The Child Is the Teacher: A Life of Maria Montessori is by Cristina De Stefano, an Italian journalist.

Maria Montessori was an Italian physician and educator best known for her philosophy of education and writing on scientific pedagogy.

The TU Library collection includes a number of books by and about Maria Montessori. 

Her educational method is in use today in many public and private schools globally, founded on the observation of children to act freely in an environment prepared to meet their needs. Montessori called for observation of students to develop methods that could transform them:

Scientific education, therefore, was that which, while based on science, modified and improved the individual.

She felt that education should be transformed by science:

The new methods, if they were run on scientific lines, ought to change completely both the school and its methods, ought to give rise to a new form of education.

Montessori decided that children’s spontaneous activity in an educational environment revealed an internal program of development, and that educators should remove obstacles to natural development and provide opportunities for it to flourish.

Her schoolrooms were equipped with child-sized furnishings, practical life activities such as sweeping and washing tables, and specially developed teaching materials. Children were free to choose their own activities at their own speed.
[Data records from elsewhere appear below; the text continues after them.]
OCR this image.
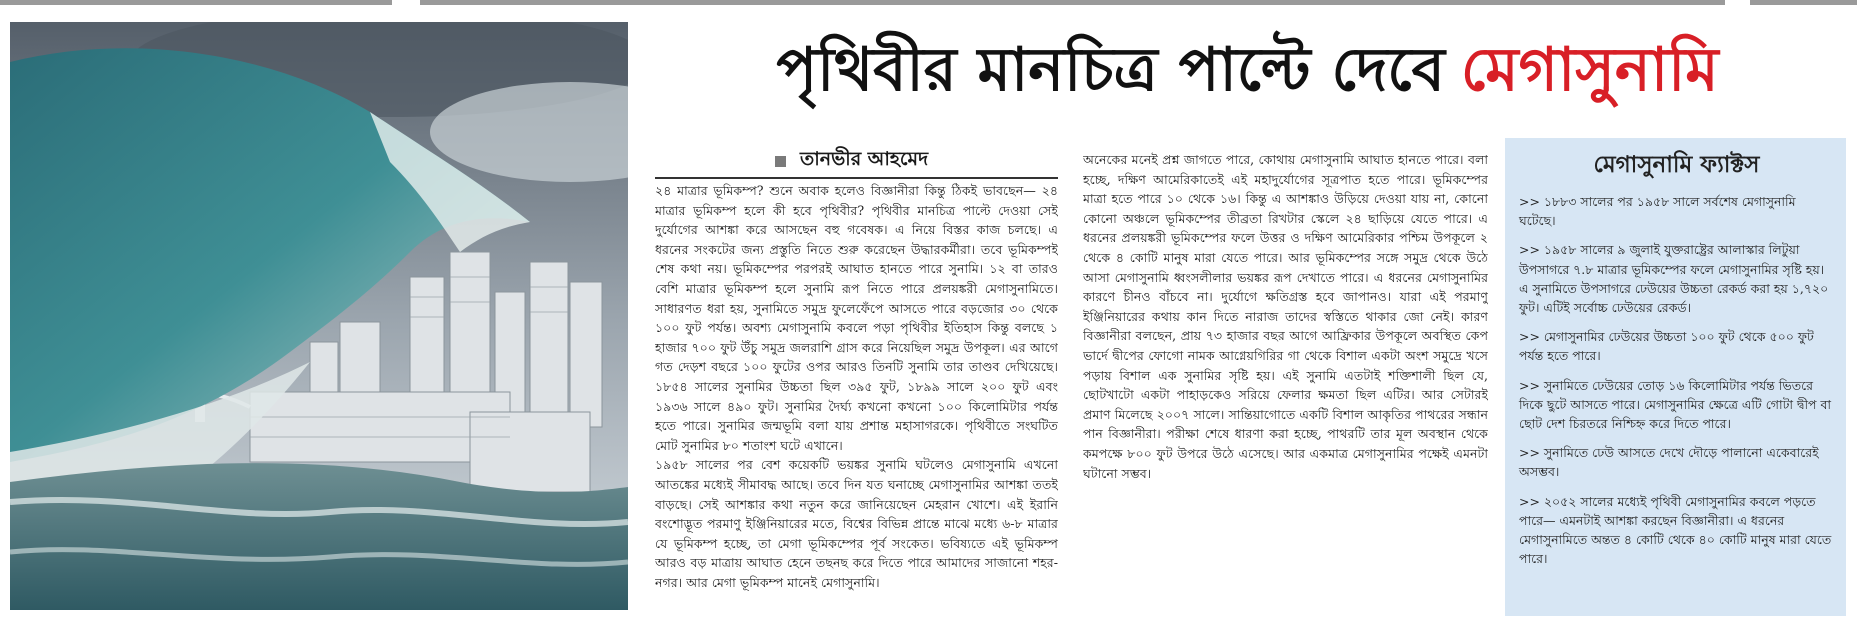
পৃথিবীর মানচিত্র পাল্টে দেবে মেগাসুনামি
তানভীর আহমেদ

২৪ মাত্রার ভূমিকম্প? শুনে অবাক হলেও বিজ্ঞানীরা কিন্তু ঠিকই ভাবছেন— ২৪ মাত্রার ভূমিকম্প হলে কী হবে পৃথিবীর? পৃথিবীর মানচিত্র পাল্টে দেওয়া সেই দুর্যোগের আশঙ্কা করে আসছেন বহু গবেষক। এ নিয়ে বিস্তর কাজ চলছে। এ ধরনের সংকটের জন্য প্রস্তুতি নিতে শুরু করেছেন উদ্ধারকর্মীরা। তবে ভূমিকম্পই শেষ কথা নয়। ভূমিকম্পের পরপরই আঘাত হানতে পারে সুনামি। ১২ বা তারও বেশি মাত্রার ভূমিকম্প হলে সুনামি রূপ নিতে পারে প্রলয়ঙ্করী মেগাসুনামিতে। সাধারণত ধরা হয়, সুনামিতে সমুদ্র ফুলেফেঁপে আসতে পারে বড়জোর ৩০ থেকে ১০০ ফুট পর্যন্ত। অবশ্য মেগাসুনামি কবলে পড়া পৃথিবীর ইতিহাস কিন্তু বলছে ১ হাজার ৭০০ ফুট উঁচু সমুদ্র জলরাশি গ্রাস করে নিয়েছিল সমুদ্র উপকূল। এর আগে গত দেড়শ বছরে ১০০ ফুটের ওপর আরও তিনটি সুনামি তার তাণ্ডব দেখিয়েছে। ১৮৫৪ সালের সুনামির উচ্চতা ছিল ৩৯৫ ফুট, ১৮৯৯ সালে ২০০ ফুট এবং ১৯৩৬ সালে ৪৯০ ফুট। সুনামির দৈর্ঘ্য কখনো কখনো ১০০ কিলোমিটার পর্যন্ত হতে পারে। সুনামির জন্মভূমি বলা যায় প্রশান্ত মহাসাগরকে। পৃথিবীতে সংঘটিত মোট সুনামির ৮০ শতাংশ ঘটে এখানে।

১৯৫৮ সালের পর বেশ কয়েকটি ভয়ঙ্কর সুনামি ঘটলেও মেগাসুনামি এখনো আতঙ্কের মধ্যেই সীমাবদ্ধ আছে। তবে দিন যত ঘনাচ্ছে মেগাসুনামির আশঙ্কা ততই বাড়ছে। সেই আশঙ্কার কথা নতুন করে জানিয়েছেন মেহরান খোশে। এই ইরানি বংশোদ্ভূত পরমাণু ইঞ্জিনিয়ারের মতে, বিশ্বের বিভিন্ন প্রান্তে মাঝে মধ্যে ৬-৮ মাত্রার যে ভূমিকম্প হচ্ছে, তা মেগা ভূমিকম্পের পূর্ব সংকেত। ভবিষ্যতে এই ভূমিকম্প আরও বড় মাত্রায় আঘাত হেনে তছনছ করে দিতে পারে আমাদের সাজানো শহর-নগর। আর মেগা ভূমিকম্প মানেই মেগাসুনামি।

অনেকের মনেই প্রশ্ন জাগতে পারে, কোথায় মেগাসুনামি আঘাত হানতে পারে। বলা হচ্ছে, দক্ষিণ আমেরিকাতেই এই মহাদুর্যোগের সূত্রপাত হতে পারে। ভূমিকম্পের মাত্রা হতে পারে ১০ থেকে ১৬। কিন্তু এ আশঙ্কাও উড়িয়ে দেওয়া যায় না, কোনো কোনো অঞ্চলে ভূমিকম্পের তীব্রতা রিখটার স্কেলে ২৪ ছাড়িয়ে যেতে পারে। এ ধরনের প্রলয়ঙ্করী ভূমিকম্পের ফলে উত্তর ও দক্ষিণ আমেরিকার পশ্চিম উপকূলে ২ থেকে ৪ কোটি মানুষ মারা যেতে পারে। আর ভূমিকম্পের সঙ্গে সমুদ্র থেকে উঠে আসা মেগাসুনামি ধ্বংসলীলার ভয়ঙ্কর রূপ দেখাতে পারে। এ ধরনের মেগাসুনামির কারণে চীনও বাঁচবে না। দুর্যোগে ক্ষতিগ্রস্ত হবে জাপানও। যারা এই পরমাণু ইঞ্জিনিয়ারের কথায় কান দিতে নারাজ তাদের স্বস্তিতে থাকার জো নেই। কারণ বিজ্ঞানীরা বলছেন, প্রায় ৭৩ হাজার বছর আগে আফ্রিকার উপকূলে অবস্থিত কেপ ভার্দে দ্বীপের ফোগো নামক আগ্নেয়গিরির গা থেকে বিশাল একটা অংশ সমুদ্রে খসে পড়ায় বিশাল এক সুনামির সৃষ্টি হয়। এই সুনামি এতটাই শক্তিশালী ছিল যে, ছোটখাটো একটা পাহাড়কেও সরিয়ে ফেলার ক্ষমতা ছিল এটির। আর সেটারই প্রমাণ মিলেছে ২০০৭ সালে। সান্তিয়াগোতে একটি বিশাল আকৃতির পাথরের সন্ধান পান বিজ্ঞানীরা। পরীক্ষা শেষে ধারণা করা হচ্ছে, পাথরটি তার মূল অবস্থান থেকে কমপক্ষে ৮০০ ফুট উপরে উঠে এসেছে। আর একমাত্র মেগাসুনামির পক্ষেই এমনটা ঘটানো সম্ভব।

মেগাসুনামি ফ্যাক্টস
>> ১৮৮৩ সালের পর ১৯৫৮ সালে সর্বশেষ মেগাসুনামি ঘটেছে।
>> ১৯৫৮ সালের ৯ জুলাই যুক্তরাষ্ট্রের আলাস্কার লিটুয়া উপসাগরে ৭.৮ মাত্রার ভূমিকম্পের ফলে মেগাসুনামির সৃষ্টি হয়। এ সুনামিতে উপসাগরে ঢেউয়ের উচ্চতা রেকর্ড করা হয় ১,৭২০ ফুট। এটিই সর্বোচ্চ ঢেউয়ের রেকর্ড।
>> মেগাসুনামির ঢেউয়ের উচ্চতা ১০০ ফুট থেকে ৫০০ ফুট পর্যন্ত হতে পারে।
>> সুনামিতে ঢেউয়ের তোড় ১৬ কিলোমিটার পর্যন্ত ভিতরে দিকে ছুটে আসতে পারে। মেগাসুনামির ক্ষেত্রে এটি গোটা দ্বীপ বা ছোট দেশ চিরতরে নিশ্চিহ্ন করে দিতে পারে।
>> সুনামিতে ঢেউ আসতে দেখে দৌড়ে পালানো একেবারেই অসম্ভব।
>> ২০৫২ সালের মধ্যেই পৃথিবী মেগাসুনামির কবলে পড়তে পারে— এমনটাই আশঙ্কা করছেন বিজ্ঞানীরা। এ ধরনের মেগাসুনামিতে অন্তত ৪ কোটি থেকে ৪০ কোটি মানুষ মারা যেতে পারে।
Under these conditions, Montessori she observed great concentration in the children and spontaneous repetition of chosen activities. She also noted a tendency in the children to organize their environment by straightening tables and shelves. As children chose some activities over others, Montessori refined materials offered to them. Over time, the children began to show what she called spontaneous discipline.

The Montessori method of education for young children stresses development of a child’s own initiative and natural abilities, especially through practical play.

This approach allows children to develop at their own pace and provides educators with a new understanding of child development.

Students learn through activities involving exploration,  order, repetition, abstraction, and communication. Teachers encourage children to use their senses to explore materials in their immediate environment. Older children deal with abstract concepts based on newly developed powers of reasoning, imagination, and creativity.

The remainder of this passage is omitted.